1 noviembre 202513 min
por Will
#RAG#Verification#Feedback#LLM#Accuracy

Learn how Corrective RAG adds self-checking feedback loops to Retrieval-Augmented Generation workflows, reducing hallucinations and improving factual reliability.

TL;DR

Corrective RAG introduces a self-verification step in retrieval-augmented generation systems. It uses a second LLM pass to validate that the generated output is actually supported by the retrieved sources — dramatically reducing hallucinations in domains where precision matters.

What Is Corrective RAG?

Corrective RAG (CRAG) is a variation of the standard Retrieval-Augmented Generation architecture that adds a feedback or correction loop to verify the model's own responses against the sources retrieved.
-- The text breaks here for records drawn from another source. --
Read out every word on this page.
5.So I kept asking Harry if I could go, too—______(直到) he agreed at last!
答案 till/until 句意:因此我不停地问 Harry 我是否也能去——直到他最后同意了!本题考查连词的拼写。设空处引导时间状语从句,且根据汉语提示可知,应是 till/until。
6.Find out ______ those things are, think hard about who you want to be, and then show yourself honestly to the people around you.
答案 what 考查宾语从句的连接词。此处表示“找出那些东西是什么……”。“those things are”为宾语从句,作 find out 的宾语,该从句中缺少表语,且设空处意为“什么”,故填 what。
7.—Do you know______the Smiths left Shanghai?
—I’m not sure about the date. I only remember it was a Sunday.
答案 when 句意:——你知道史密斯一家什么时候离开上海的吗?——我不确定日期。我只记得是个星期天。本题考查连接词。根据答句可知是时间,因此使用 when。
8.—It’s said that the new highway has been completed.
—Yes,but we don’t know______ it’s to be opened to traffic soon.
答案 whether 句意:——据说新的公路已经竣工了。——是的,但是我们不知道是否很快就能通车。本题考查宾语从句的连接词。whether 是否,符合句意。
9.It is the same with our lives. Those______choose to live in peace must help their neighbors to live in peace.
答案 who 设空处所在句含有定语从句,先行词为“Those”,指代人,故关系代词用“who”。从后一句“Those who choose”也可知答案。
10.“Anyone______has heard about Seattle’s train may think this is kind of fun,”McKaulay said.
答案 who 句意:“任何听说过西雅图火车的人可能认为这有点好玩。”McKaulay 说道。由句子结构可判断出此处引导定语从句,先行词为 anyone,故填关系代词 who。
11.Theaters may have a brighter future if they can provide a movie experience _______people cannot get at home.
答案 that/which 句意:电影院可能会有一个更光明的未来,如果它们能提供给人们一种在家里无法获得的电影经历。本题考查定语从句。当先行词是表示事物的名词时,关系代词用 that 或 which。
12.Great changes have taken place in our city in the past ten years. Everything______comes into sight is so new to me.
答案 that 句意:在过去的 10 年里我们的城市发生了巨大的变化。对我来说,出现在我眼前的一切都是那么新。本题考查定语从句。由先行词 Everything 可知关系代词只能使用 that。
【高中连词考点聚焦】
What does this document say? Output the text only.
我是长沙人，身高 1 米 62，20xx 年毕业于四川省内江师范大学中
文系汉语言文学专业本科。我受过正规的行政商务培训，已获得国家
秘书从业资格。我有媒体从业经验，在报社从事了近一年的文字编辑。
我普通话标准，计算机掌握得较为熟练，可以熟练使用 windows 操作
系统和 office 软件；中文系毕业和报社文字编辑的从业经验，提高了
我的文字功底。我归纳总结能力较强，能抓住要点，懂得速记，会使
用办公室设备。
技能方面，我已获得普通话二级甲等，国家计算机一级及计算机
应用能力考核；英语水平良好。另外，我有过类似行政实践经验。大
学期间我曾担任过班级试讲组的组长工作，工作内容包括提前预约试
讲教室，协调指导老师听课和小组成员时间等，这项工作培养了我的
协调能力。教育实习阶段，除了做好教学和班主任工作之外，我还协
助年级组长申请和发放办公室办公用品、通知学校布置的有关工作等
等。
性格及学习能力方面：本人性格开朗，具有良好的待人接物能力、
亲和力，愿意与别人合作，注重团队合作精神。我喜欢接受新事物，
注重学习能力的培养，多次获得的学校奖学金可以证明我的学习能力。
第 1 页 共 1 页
When and Why to Use Corrective RAG

  • Legal research: validating case references and precedents.
  • Financial and compliance tools: confirming that advice aligns with verified data.
  • Healthcare/medical apps: ensuring generated content matches verified studies.
  • Enterprise knowledge bases: filtering outdated or irrelevant docs automatically.

Implementation in N8N

  • Retrieve documents from your vector database.
  • Generate an initial answer using ChatGPT node.
  • Verify using a second ChatGPT node to check if answer is fully supported.
  • Add an If node: if verification = unsupported, route to another retrieval with expanded query.
  • Optional: Filter low-scoring documents via LLM evaluation before regenerating.

Implementation Patterns

  • Partition retrieved text into knowledge strips and score each for relevance.
  • Use a smaller retriever evaluator (LLM or embedding model) to grade documents.
  • Trigger secondary retrieval only when confidence falls below threshold.
  • Optionally integrate web search APIs (Tavily or Bing Search) when no relevant context found.

Strengths & Weaknesses

Strengths: Significantly lowers hallucination rate in high-stakes use cases, explicitly verifies factual grounding using retrieved data, compatible with any standard RAG pipeline. Weaknesses: Increased latency from extra API calls and loops, more complex control flow, verifier accuracy depends on prompt design and LLM version.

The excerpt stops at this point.